Auch "Abnehmen mit dem metabolischen Prinzip" von Marion Jetter kommt ebenfalls denkbar schlecht weg. Auf Basis eines schriftlichen Tests soll sich der Leser selbst einem Stoffwechseltyp zuordnen. Die einzelnen Typen erhalten eine Ernährungsempfehlung. Auch hier wird von "Konsument" besonders die einseitige Nährstoffaufnahme und die wenig wissenschaftlichen Aussagen und Ratschläge kritisiert.

Kein gutes Zeugnis für Bernhard Ludwig
Überraschend schlecht kommt das Diät-Programm "10in2" von Bernhard Ludwig weg. Das Konzept ist zwar sehr leicht verständlich – einen Tag essen, einen Tag fasten –, doch eine ausgewogene Ernährung oder gar Sport sucht man hier vergebens. Auch die Frage des Jo-Jo-Effektes wird nur unzureichend geklärt, die Gefahr eines solchen ist aber gerade bei fettreichem Essen immer gegeben. Zitat "Konsument": "Allenfalls für unsportliche, adipöse Einzelgänger geeignet."

"Die einfachste Diät der Welt" meint der deutsche Arzt Stefan Frädrich gefunden zu haben. Im Test schneidet Frädrichs Diätprogamm sehr gut ab. Basierend auf Plus- und Minus-Werten, die Lebensmitteln zugeordnet werden, soll so eine schrittweise Umstellung der Ernährung stattfinden. Gesunde Lebensmittel wie Obst und Gemüse erhalten Minus-Werte, Nahrungsmittel, die eher dick machen, fallen in die Plus-Kategorie. Frädrich betont besonders den Wert von Sport und Bewegung. Laut "Konsument" können Entschlossene mit diesem Prinzip bleibend abnehmen.

Einfaches Prinzip und viel Bewegung
Grundsätzlich gilt: Je komplizierter die Diät ist, umso größer ist die Frust-Wahrscheinlichkeit.
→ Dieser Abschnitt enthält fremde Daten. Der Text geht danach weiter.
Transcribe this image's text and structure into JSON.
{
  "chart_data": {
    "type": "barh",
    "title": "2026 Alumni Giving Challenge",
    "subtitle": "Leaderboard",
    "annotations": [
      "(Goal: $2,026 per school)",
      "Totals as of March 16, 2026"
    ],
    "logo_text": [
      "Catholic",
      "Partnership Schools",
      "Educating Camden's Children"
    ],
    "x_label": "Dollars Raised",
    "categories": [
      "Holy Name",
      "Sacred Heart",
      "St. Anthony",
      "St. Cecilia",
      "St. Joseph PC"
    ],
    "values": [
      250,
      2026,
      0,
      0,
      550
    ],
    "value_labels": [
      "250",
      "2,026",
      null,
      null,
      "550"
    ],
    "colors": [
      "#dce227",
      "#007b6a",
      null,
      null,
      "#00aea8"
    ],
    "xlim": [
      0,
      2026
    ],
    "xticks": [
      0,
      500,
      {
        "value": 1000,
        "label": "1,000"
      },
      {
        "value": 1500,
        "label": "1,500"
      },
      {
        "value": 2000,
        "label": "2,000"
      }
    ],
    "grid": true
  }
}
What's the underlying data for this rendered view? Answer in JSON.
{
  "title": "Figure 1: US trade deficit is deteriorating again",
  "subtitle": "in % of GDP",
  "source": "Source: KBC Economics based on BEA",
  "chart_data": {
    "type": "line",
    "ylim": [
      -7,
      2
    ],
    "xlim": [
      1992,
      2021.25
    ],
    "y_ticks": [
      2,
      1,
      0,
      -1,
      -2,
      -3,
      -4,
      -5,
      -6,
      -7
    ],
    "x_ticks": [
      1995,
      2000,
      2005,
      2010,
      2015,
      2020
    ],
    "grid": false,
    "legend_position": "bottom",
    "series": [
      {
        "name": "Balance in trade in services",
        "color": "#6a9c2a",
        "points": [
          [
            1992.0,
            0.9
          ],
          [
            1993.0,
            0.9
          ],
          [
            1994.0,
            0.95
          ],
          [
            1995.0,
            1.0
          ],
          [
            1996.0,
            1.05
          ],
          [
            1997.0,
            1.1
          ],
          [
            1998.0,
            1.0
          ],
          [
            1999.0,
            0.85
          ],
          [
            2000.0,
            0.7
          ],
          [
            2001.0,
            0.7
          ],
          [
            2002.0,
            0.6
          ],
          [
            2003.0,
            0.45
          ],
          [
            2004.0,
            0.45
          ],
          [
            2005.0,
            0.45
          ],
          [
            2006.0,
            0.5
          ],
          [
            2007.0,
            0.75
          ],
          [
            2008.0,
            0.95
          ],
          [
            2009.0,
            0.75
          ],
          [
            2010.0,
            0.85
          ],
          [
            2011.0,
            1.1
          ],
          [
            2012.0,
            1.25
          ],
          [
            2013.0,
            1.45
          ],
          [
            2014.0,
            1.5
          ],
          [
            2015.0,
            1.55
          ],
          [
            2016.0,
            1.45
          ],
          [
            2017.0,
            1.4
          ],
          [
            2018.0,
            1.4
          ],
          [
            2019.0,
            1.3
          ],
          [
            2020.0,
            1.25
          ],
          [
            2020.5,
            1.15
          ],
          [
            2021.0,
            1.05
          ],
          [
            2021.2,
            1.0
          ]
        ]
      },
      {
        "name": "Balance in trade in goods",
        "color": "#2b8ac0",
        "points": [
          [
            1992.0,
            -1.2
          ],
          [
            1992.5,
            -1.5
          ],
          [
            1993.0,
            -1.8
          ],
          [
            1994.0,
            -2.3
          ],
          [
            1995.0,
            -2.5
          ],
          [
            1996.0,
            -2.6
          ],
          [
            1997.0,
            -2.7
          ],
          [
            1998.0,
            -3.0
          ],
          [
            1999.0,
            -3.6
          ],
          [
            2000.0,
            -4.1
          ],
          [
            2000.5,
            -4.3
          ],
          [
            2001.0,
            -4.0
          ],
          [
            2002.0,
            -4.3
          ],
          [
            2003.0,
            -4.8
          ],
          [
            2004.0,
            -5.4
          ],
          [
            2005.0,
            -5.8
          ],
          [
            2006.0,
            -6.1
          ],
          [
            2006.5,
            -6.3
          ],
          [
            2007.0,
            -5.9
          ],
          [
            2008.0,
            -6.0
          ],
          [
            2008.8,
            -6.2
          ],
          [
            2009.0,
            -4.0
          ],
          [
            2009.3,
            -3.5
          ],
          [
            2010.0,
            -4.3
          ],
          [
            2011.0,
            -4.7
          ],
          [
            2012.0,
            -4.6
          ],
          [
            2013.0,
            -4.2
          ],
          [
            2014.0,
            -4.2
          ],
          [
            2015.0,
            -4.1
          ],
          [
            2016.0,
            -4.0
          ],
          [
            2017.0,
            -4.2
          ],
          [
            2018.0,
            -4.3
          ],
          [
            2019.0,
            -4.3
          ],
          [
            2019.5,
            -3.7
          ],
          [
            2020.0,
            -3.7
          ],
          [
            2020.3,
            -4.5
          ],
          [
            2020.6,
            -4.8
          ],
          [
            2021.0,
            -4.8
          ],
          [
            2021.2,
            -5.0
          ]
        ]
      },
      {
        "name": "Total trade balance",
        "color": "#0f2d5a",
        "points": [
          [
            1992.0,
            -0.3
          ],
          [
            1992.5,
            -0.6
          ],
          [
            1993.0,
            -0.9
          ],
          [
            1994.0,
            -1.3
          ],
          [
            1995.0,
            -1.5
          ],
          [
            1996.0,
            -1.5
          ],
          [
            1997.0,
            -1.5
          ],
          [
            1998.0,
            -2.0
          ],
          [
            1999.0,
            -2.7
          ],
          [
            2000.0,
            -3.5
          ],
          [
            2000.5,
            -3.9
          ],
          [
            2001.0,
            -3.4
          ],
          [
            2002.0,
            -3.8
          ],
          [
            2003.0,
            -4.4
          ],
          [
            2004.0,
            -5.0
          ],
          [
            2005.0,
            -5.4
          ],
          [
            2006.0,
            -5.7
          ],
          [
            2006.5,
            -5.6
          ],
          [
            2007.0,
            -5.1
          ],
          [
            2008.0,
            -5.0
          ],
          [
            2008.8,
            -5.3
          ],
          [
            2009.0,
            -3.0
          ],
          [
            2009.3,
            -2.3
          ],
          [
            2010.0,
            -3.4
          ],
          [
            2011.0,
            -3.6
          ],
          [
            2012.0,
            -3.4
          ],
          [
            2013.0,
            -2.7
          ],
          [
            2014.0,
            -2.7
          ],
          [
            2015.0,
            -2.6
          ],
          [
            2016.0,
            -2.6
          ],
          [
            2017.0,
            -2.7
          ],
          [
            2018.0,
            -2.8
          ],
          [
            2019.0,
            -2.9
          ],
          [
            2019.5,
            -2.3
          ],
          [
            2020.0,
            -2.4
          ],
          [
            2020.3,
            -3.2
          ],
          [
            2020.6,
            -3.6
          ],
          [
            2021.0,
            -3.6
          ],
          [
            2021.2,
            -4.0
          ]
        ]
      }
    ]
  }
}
Daher schneiden Ernährungsprogramme mit einfacher Struktur besonders gut ab. Getreu dem Motto: "Du musst nicht Medizin oder Ernährungswissenschaften studiert haben, um dich gesund ernähren zu können und abzunehmen."

Mit "Sehr gut" wurden "Die neue Fit for Fun Diät" von Dörte Helberg sowie "Schlank im Schlaf" von Detlef Pape, "Ich nehme ab" von der Deutschen Gesellschaft für Ernährung und "Schlank ohne Diät" von Rudolf Schoberberger bewertet.

"Gut" schnitten beim Abnehm-Test "Der 4 Wochen Power Plan", "Abnehmen mit tinto", "Brigitte Ideal-Diät" und "Wie koche ich meinen Mann schlank" ab. Auch "Die Vollweib-Diät", "Abnehmen mit dem inneren Schweinehund" und "Nutropoly – Spielend abnehmen" erhielten "Gut" in der Bewertung.